From 5G to 6G: Redesigning the Network
Nokia’s newly appointed CEO Justin Hotard, who joined the company earlier this year from Intel’s data-center division, described the partnership as a fundamental rethink of network design. “The next leap in telecom isn’t just from 5G to 6G – it’s a fundamental redesign of the network to deliver AI-powered connectivity, capable of processing intelligence from the data center all the way to the edge,” he said. “Our partnership with Nvidia, and their investment in Nokia, will accelerate AI-RAN innovation to put an AI data center into everyone’s pocket.”
The companies said the first AI-RAN deployments will take place with T-Mobile U.S., which plans to begin field trials in 2026. “Our collaboration with industry leaders Nokia and Nvidia marks an important step toward shaping the future of connectivity as we develop the innovations that will power the 6G era,” said John Saw, T-Mobile’s president of technology and CTO.

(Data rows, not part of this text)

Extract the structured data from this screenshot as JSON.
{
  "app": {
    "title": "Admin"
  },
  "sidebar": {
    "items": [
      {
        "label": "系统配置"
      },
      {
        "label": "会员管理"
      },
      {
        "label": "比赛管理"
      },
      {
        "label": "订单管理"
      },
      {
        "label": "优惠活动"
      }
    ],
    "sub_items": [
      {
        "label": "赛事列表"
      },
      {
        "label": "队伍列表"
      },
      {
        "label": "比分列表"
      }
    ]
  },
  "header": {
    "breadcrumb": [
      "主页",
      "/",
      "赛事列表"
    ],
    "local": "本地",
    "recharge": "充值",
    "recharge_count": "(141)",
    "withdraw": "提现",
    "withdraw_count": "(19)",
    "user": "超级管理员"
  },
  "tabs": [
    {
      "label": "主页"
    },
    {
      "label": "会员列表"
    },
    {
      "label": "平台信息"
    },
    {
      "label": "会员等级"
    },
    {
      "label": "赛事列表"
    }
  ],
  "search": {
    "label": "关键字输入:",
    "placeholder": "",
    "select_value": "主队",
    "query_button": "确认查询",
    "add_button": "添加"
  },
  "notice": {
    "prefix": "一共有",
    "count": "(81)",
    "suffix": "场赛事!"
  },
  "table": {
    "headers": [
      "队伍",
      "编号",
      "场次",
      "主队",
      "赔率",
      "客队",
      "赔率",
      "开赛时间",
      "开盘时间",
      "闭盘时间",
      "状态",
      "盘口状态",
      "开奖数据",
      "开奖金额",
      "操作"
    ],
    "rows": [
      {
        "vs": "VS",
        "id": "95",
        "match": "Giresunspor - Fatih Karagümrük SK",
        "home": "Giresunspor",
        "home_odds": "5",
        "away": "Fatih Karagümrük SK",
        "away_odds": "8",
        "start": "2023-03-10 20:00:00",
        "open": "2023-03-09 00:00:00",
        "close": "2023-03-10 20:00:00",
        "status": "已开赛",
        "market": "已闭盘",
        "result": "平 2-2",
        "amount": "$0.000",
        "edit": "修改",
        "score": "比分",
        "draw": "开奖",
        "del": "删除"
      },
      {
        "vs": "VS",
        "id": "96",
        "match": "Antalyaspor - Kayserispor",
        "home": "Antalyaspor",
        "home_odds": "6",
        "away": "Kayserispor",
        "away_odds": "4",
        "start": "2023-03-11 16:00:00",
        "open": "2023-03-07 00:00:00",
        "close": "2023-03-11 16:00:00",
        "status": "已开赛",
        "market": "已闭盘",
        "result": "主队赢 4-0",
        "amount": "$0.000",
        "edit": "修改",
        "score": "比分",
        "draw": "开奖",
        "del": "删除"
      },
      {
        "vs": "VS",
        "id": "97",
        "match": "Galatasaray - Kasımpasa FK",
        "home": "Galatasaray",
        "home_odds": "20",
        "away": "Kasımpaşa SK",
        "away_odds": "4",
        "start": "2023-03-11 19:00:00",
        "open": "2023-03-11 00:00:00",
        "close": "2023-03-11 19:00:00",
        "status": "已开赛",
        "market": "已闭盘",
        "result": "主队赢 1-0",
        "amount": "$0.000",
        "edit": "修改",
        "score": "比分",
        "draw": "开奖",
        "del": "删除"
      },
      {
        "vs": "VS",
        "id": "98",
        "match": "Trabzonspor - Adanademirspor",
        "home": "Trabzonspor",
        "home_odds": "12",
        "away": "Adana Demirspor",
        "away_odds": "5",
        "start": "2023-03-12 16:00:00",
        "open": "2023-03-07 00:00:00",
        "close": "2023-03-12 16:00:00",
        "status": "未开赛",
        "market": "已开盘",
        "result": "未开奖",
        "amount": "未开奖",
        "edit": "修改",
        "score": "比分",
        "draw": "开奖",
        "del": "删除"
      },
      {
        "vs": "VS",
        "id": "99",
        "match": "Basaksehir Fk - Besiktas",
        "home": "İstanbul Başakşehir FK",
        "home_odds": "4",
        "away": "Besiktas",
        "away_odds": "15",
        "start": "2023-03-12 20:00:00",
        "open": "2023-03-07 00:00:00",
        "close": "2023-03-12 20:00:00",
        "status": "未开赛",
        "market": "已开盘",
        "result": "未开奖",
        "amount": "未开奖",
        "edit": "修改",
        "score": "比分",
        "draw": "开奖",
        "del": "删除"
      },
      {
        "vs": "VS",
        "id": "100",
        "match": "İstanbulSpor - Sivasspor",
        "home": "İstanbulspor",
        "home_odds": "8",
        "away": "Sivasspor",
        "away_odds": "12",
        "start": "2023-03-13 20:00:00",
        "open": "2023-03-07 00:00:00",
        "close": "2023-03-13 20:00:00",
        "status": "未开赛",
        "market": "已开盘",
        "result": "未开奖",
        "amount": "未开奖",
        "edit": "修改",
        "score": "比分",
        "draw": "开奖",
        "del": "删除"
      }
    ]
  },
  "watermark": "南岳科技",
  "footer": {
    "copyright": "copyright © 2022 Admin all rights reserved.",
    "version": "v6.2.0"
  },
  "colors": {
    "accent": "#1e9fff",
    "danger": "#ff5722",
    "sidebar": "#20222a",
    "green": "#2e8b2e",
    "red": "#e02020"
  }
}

Who benefits from the partnership?
For Nokia, the alliance brings much-needed momentum as it pivots from traditional telecom gear toward AI-enabled network solutions. Investors welcomed the move, sending Nokia’s shares up more than 20%, their highest level in nearly a decade. The partnership also reinforces Hotard’s strategy of expanding Nokia’s role in cloud and data-center networking.

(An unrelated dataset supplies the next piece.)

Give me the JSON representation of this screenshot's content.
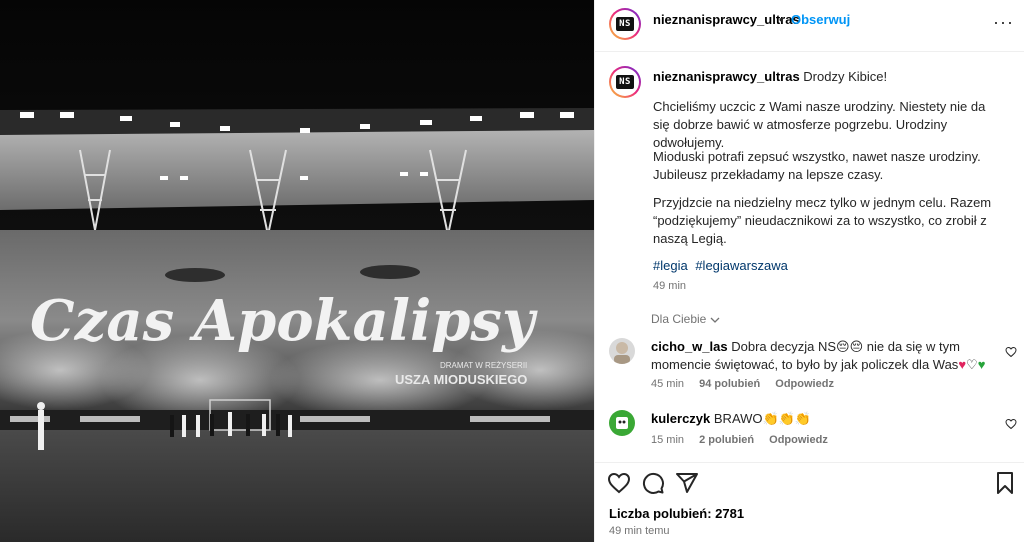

For Nvidia, the upside could be even greater. By embedding its GPU and software stack inside wireless infrastructure, it positions itself as the compute standard not just for AI training and inference, but also for the global communications grid. By working with a major vendor like Nokia, NVIDIA gains access to the massive, projected $200+ billion RAN market and positions its software and chips at the ultimate edge of connectivity – the cell tower.
Meanwhile, telecom operators, like T-Mobile U.S., may gain from networks that are more energy-efficient and easier to upgrade through software.

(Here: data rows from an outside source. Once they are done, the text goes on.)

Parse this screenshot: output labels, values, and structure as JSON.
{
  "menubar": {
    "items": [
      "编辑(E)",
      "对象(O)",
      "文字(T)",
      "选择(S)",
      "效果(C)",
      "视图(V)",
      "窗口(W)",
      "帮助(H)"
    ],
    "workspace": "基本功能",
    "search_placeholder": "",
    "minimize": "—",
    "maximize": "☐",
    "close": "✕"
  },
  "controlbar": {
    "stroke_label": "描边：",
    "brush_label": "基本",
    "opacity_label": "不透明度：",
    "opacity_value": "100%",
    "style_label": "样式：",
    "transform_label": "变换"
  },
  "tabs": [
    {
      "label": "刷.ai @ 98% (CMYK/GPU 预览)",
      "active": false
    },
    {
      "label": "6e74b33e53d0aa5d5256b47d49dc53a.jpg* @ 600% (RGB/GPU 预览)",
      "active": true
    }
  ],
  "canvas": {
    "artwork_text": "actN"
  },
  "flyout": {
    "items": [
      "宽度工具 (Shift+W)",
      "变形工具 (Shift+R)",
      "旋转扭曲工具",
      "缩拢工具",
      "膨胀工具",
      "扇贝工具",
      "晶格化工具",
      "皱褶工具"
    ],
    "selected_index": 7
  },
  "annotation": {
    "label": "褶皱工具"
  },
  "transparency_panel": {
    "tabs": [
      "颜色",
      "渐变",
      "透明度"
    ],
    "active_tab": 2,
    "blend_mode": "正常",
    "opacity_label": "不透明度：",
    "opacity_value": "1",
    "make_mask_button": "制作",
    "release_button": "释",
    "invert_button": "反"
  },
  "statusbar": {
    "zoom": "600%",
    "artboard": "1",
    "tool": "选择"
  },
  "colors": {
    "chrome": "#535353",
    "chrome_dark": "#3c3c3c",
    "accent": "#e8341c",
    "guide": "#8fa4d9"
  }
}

John Saw, president of technology and chief technology officer at T-Mobile, underscored this real-world application. “Our collaboration with industry leaders Nokia and NVIDIA marks an important step toward shaping the future of connectivity as we develop the innovations that will power the 6G era,” Saw noted. “Beginning in 2026, T-Mobile will conduct field evaluations and testing of advanced AI-RAN technologies to ensure they meet the evolving needs of our customers as we move toward 6G.”
Finally, end-users and enterprises running applications like generative AI, agentic AI, and future 6G services (integrated sensing, AR/VR glasses, drones) will experience massive improvements. The proximity of AI processing ensures lower latency and superior performance for demanding, next-generation mobile applications.
Michael Dell, chairman and chief executive officer of Dell Technologies, summarized this edge opportunity perfectly. “The telecommunications industry owns the most valuable real estate for AI — the edge, where data is created,” Dell said. “This AI-RAN collaboration with Nokia and NVIDIA makes that potential real… The operators who modernize their infrastructure today won’t just carry AI traffic — they’ll be the distributed AI grid factories that process it at the source, where latency matters and data sovereignty is critical.”